Another downside is that there’s no historical data to use as a baseline. Say users are reporting some page is slow. You can run a query and get a latency breakdown across services, but how do you know if what you’re seeing is an anomaly? Was the system this slow a week ago? Does service X always take more than 3 seconds to answer? Has the request time been affected by the deployment to service Y we made two days ago? These questions can’t be answered without stored observability data to refer to.

The good news is that the choice between static and dynamic instrumentation doesn’t have to be binary. In reality, you’ll want to have a mix of statically instrumented known queries (this is where your dashboard and alerts data will come from), AND some headroom for dynamically instrumented queries for troubleshooting. The final cost ends up being the sum of both types of instrumentation. The cost for static instrumentation is driven by storage cost, whereas the dynamic instrumentation cost is a function of emission cost which depends on the query being executed. Of course, both are directly affected by traffic volume.

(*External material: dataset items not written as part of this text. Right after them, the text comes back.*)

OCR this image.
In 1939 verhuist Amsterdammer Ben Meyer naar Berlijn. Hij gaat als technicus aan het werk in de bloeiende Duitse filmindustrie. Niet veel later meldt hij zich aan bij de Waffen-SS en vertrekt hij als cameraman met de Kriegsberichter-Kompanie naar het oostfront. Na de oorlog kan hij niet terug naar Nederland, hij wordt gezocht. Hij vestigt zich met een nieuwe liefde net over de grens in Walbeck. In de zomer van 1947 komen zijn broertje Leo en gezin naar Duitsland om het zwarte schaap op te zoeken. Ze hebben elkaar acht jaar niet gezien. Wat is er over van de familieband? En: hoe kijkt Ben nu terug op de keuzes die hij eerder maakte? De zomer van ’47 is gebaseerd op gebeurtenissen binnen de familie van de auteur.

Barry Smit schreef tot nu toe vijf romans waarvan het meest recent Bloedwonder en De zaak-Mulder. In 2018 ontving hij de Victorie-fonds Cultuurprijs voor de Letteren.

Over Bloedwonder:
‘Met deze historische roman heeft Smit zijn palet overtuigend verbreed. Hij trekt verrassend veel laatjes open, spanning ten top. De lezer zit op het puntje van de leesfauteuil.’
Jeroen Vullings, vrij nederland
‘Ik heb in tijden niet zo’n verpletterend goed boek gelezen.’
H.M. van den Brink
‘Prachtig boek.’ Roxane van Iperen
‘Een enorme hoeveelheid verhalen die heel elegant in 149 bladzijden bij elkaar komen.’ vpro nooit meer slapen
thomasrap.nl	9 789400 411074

Speaking of costs, one of the dangerous aspects of dynamic instrumentation is that the cost is directly influenced by the query provided. The paper describes no way of understanding and evaluating these costs, so they remain virtually hidden from the user writing the query. A given query could result in many kilobytes of Advice being transmitted as baggage across N services. Consider, once more, the query:

From incr In DataNodeMetrics.incrBytesRead
Join cl In First(ClientProtocols) On cl -> incr
GroupBy cl.procName
Select cl.procName, SUM(incr.delta)

This is a typical example of a happens-before query. The clause cl -> incr means we only care about incr events if the request first passes through cl. A user without knowledge of how Pivot Tracing works might think that the cost of this query is proportional to the number of requests it matches, but this would be completely wrong. To answer this query, Pivot Tracing must pack Advice in all requests that go through cl. This baggage is then transmitted across all services downstream from cl. This needs to be done because the system doesn’t know a priori which of those requests will then go through incr.

Any given query might affect the baggage content passed across N number of services, and there’s no way of knowing which services will be affected at query time.

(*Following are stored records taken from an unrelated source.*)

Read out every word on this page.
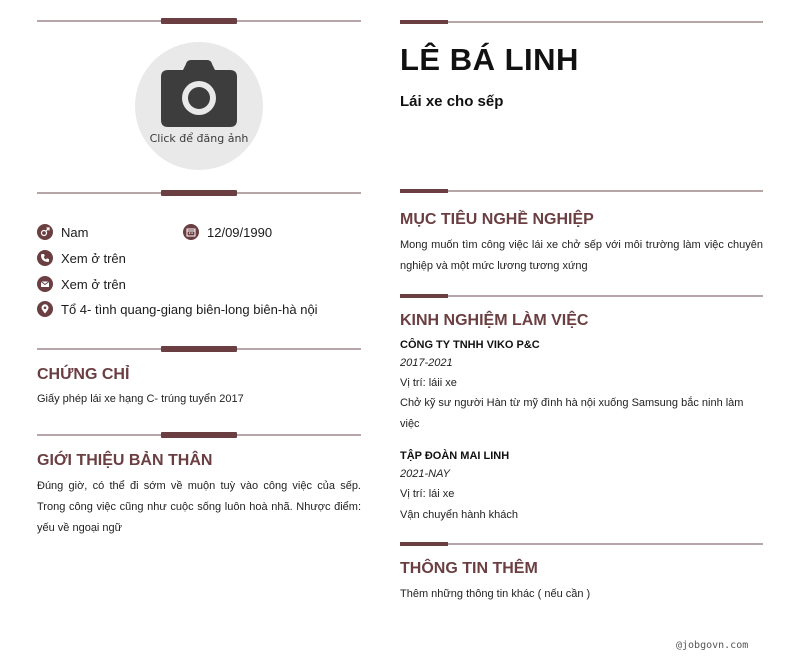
Click để đăng ảnh
Nam	12/09/1990
Xem ở trên
Xem ở trên
Tổ 4- tình quang-giang biên-long biên-hà nội
CHỨNG CHỈ
Giấy phép lái xe hạng C- trúng tuyển 2017
GIỚI THIỆU BẢN THÂN
Đúng giờ, có thể đi sớm về muộn tuỳ vào công việc của sếp. Trong công việc cũng như cuộc sống luôn hoà nhã. Nhược điểm: yếu về ngoại ngữ
LÊ BÁ LINH
Lái xe cho sếp
MỤC TIÊU NGHỀ NGHIỆP
Mong muốn tìm công việc lái xe chở sếp với môi trường làm việc chuyên nghiệp và một mức lương tương xứng
KINH NGHIỆM LÀM VIỆC
CÔNG TY TNHH VIKO P&C
2017-2021
Vị trí: láii xe
Chở kỹ sư người Hàn từ mỹ đình hà nội xuống Samsung bắc ninh làm việc
TẬP ĐOÀN MAI LINH
2021-NAY
Vị trí: lái xe
Vận chuyển hành khách
THÔNG TIN THÊM
Thêm những thông tin khác ( nếu cần )
@jobgovn.com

To make things even more complicated, the capacity reserved to answer tracing queries is shared across all system users. This introduces a new set of challenges around administering said capacity. Deciding which team should have priority to run a query is not something you want to be dealing with during an incident.

The paper describes a series of query optimizations to keep the baggage level small. It also mentions a possible workaround to avoid packing too many tuples into the baggage, which consists of emitting all tuples instead of packing them. However, even with this workaround, some information still needs to be packed into the request context to be able to reconstruct the causality.

One last concern regarding dynamic instrumentation is that, by definition, a given query modifies the system being observed. If you’ve ever tried troubleshooting a bug only to discover that it doesn’t happen when the application is run on debug mode, you know how annoying this could be. In certain situations running the query might even be counter-productive. For example, consider a user troubleshooting an incident on app performance. Running a Pivot Tracing query will further add extra overhead to the system, making things even worse.

Despite all these pitfalls, I still believe Dynamic Instrumentation is a valuable tool and, I’d love to see it adopted in mainstream distributed tracing frameworks. The ability to write queries about any part of the code without having to manually instrument it’s just too good to pass on. We shouldn’t treat it as the primary instrumentation strategy but as a secondary method of answering complex, more specific queries crafted to troubleshoot particular incidents. Engineers designing these tools need to take extra care and put the proper safeguards in place to avoid users shooting themselves in the foot.